L'Assommoir

L'Assommoir (paragraphe n°321)

Partie : Préface de l'auteur, chapitre II

Alors, jusqu'à une heure du matin, dans la chambre noire, à la clarté fumeuse d'une chandelle qu'ils oubliaient de moucher, ils discutèrent leur mariage, baissant la voix, afin de ne pas réveiller les deux enfants, Claude et Etienne, qui dormaient avec leur petit souffle, la tête sur le même oreiller.

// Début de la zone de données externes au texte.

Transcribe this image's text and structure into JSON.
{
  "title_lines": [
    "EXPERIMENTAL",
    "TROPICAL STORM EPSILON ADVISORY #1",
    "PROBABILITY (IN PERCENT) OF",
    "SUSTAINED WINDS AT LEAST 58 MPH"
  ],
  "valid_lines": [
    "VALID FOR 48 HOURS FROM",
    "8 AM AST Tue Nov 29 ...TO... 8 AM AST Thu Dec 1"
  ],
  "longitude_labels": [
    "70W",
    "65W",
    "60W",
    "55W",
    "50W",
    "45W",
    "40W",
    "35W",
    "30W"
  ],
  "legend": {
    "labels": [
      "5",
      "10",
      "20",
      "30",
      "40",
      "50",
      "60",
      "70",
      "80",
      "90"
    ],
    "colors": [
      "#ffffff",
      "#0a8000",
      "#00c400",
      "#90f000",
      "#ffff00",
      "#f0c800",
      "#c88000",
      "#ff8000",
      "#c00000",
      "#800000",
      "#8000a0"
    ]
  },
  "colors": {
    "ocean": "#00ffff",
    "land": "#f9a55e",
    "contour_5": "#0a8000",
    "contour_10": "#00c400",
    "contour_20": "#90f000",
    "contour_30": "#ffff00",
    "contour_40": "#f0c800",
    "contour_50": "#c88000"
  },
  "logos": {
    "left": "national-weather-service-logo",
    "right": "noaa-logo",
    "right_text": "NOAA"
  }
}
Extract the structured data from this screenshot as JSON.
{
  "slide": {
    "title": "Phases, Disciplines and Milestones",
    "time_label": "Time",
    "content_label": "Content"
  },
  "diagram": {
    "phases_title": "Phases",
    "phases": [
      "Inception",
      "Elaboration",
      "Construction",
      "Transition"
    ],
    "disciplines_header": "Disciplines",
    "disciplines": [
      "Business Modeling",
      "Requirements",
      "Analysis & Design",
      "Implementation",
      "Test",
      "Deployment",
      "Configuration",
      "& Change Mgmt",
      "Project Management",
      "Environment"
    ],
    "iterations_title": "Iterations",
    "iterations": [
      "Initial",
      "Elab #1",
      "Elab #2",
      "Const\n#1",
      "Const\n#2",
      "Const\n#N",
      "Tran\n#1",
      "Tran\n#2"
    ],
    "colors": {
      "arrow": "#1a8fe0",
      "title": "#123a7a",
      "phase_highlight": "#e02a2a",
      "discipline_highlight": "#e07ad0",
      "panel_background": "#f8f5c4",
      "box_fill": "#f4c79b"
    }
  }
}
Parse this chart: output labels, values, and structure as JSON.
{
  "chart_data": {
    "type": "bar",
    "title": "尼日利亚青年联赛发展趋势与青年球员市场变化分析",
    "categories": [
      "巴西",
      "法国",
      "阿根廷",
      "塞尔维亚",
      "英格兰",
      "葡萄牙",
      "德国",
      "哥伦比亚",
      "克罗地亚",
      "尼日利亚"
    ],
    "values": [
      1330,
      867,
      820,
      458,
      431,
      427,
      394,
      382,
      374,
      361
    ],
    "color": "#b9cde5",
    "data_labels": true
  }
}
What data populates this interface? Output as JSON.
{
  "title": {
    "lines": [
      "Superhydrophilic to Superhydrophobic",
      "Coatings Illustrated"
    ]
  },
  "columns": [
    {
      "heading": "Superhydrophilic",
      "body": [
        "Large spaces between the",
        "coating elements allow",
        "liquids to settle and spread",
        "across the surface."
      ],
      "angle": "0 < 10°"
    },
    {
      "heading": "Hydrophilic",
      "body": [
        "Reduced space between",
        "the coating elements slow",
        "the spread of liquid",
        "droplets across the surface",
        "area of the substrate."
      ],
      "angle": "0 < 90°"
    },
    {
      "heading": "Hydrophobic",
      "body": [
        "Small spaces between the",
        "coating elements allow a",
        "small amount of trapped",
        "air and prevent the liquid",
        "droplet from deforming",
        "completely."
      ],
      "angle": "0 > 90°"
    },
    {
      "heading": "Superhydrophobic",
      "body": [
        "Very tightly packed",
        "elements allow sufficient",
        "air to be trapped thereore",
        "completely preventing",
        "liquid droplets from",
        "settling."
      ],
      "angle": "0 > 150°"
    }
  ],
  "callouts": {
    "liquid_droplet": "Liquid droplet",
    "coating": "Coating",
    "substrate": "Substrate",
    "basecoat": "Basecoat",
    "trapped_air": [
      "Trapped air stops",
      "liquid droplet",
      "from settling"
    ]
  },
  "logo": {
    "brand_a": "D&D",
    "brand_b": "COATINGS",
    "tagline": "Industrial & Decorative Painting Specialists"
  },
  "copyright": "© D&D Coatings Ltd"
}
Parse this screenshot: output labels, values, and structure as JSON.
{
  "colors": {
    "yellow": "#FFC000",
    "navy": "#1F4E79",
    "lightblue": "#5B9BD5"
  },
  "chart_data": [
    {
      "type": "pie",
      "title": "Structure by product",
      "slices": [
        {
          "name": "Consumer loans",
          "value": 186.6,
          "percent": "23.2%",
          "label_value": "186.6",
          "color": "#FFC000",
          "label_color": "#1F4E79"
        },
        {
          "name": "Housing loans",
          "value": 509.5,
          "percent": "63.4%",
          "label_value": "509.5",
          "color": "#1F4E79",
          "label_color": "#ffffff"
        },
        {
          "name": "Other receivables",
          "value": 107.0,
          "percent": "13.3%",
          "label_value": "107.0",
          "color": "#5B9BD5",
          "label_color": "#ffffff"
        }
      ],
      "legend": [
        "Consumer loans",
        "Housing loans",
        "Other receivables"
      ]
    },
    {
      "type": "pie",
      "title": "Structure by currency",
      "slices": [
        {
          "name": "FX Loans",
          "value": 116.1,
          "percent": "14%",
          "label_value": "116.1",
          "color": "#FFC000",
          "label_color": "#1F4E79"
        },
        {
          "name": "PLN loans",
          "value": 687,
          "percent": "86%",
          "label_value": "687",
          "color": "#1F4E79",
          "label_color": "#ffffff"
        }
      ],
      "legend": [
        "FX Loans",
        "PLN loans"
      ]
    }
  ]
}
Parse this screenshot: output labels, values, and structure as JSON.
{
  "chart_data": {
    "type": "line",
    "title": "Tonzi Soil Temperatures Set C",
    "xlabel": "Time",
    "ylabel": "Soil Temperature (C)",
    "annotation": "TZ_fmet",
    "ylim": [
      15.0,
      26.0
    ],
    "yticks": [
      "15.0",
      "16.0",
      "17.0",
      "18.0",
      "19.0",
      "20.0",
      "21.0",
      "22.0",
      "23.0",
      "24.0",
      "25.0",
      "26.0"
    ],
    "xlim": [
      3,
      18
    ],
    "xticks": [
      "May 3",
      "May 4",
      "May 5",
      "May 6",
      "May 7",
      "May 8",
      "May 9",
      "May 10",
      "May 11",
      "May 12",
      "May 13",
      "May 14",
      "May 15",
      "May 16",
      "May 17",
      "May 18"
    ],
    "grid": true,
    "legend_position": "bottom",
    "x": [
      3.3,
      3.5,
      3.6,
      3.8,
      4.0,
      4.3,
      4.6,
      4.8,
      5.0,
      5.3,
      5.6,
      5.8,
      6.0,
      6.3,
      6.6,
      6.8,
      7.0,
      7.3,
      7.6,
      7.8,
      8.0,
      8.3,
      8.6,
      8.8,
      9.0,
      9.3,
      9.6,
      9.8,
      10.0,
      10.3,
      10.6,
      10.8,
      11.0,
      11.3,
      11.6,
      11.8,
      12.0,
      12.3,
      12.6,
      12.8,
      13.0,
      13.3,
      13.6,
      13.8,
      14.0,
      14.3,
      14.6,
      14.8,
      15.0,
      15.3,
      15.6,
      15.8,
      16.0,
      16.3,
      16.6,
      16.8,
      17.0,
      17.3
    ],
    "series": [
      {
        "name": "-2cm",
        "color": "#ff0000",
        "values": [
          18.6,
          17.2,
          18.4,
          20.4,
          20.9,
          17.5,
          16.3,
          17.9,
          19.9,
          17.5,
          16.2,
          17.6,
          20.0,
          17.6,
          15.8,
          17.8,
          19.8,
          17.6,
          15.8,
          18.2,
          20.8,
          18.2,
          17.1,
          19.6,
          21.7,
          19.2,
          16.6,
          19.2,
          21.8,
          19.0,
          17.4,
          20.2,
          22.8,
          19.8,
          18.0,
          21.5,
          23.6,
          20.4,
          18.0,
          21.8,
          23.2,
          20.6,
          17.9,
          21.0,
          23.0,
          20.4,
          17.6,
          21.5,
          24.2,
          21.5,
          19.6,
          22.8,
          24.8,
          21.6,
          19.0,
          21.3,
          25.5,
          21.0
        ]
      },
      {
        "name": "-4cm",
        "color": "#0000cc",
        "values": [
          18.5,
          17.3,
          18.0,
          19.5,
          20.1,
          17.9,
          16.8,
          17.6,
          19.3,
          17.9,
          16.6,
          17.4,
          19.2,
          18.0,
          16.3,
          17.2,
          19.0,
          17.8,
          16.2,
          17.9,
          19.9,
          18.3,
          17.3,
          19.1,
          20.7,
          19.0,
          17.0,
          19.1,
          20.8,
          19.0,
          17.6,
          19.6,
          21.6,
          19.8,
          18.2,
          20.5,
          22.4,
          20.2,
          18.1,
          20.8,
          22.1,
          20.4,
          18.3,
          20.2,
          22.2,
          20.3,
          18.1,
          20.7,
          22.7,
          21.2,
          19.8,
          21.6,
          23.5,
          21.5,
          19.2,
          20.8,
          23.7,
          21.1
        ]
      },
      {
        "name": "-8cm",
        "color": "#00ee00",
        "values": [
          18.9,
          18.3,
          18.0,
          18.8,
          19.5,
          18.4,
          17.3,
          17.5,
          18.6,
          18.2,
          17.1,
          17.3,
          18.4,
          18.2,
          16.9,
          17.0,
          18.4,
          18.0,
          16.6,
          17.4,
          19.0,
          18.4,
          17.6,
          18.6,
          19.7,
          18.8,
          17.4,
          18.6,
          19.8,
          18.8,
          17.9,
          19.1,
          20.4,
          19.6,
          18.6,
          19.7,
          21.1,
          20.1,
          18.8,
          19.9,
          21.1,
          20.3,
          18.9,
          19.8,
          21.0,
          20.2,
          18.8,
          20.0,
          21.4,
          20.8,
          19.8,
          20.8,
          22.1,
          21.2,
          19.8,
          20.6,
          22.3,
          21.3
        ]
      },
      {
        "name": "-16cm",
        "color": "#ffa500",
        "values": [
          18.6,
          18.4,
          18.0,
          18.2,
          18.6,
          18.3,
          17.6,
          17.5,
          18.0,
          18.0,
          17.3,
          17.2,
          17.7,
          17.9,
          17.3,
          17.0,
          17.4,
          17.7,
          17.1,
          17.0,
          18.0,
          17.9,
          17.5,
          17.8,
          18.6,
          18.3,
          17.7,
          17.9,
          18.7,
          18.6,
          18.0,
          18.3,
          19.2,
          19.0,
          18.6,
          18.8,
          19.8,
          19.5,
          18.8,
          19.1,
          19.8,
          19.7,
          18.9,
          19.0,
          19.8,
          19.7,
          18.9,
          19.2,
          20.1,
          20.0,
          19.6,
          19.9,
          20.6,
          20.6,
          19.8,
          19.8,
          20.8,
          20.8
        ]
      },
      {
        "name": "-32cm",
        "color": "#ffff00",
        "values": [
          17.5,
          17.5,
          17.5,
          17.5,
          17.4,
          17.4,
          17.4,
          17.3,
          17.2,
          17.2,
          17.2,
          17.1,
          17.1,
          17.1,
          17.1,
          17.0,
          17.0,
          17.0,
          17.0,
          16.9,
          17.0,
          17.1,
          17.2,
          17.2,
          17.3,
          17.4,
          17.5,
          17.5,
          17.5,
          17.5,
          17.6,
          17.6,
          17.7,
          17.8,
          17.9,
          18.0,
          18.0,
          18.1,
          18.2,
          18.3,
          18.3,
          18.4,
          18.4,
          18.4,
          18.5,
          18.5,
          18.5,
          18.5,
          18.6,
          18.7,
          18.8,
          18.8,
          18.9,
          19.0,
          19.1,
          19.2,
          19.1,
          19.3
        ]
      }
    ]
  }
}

Et Gervaise revenait toujours à eux, les montrait à Coupeau ; c'était là une drôle de dot qu'elle lui apportait, elle ne pouvait pas vraiment l'encombrer de deux mioches. Puis, elle était prise de honte pour lui. Qu'est-ce qu'on dirait dans le quartier ? On l'avait connue avec son amant, on savait son histoire ; ce ne serait guère propre, quand on les verrait s'épouser, au bout de deux mois à peine. A toutes ces bonnes raisons, Coupeau répondait par des haussements d'épaules. Il se moquait bien du quartier ! Il ne mettait pas son nez dans les affaires des autres ; il aurait eu trop peur de le salir, d'abord ! Eh bien ! oui, elle avait eu Lantier avant lui. Où était le mal ? Elle ne faisait pas la vie, elle n'amènerait pas des hommes dans son ménage, comme tant de femmes, et des plus riches. Quant aux enfants, ils grandiraient, on les élèverait, parbleu ! Jamais il ne trouverait une femme aussi courageuse, aussi bonne, remplie de plus de qualités. D'ailleurs, ce n'était pas tout ça, elle aurait pu rouler sur les trottoirs, être laide, fainéante, dégoûtante, avoir une séquelle d'enfants crottés, ça n'aurait pas compté à ses yeux : il la voulait.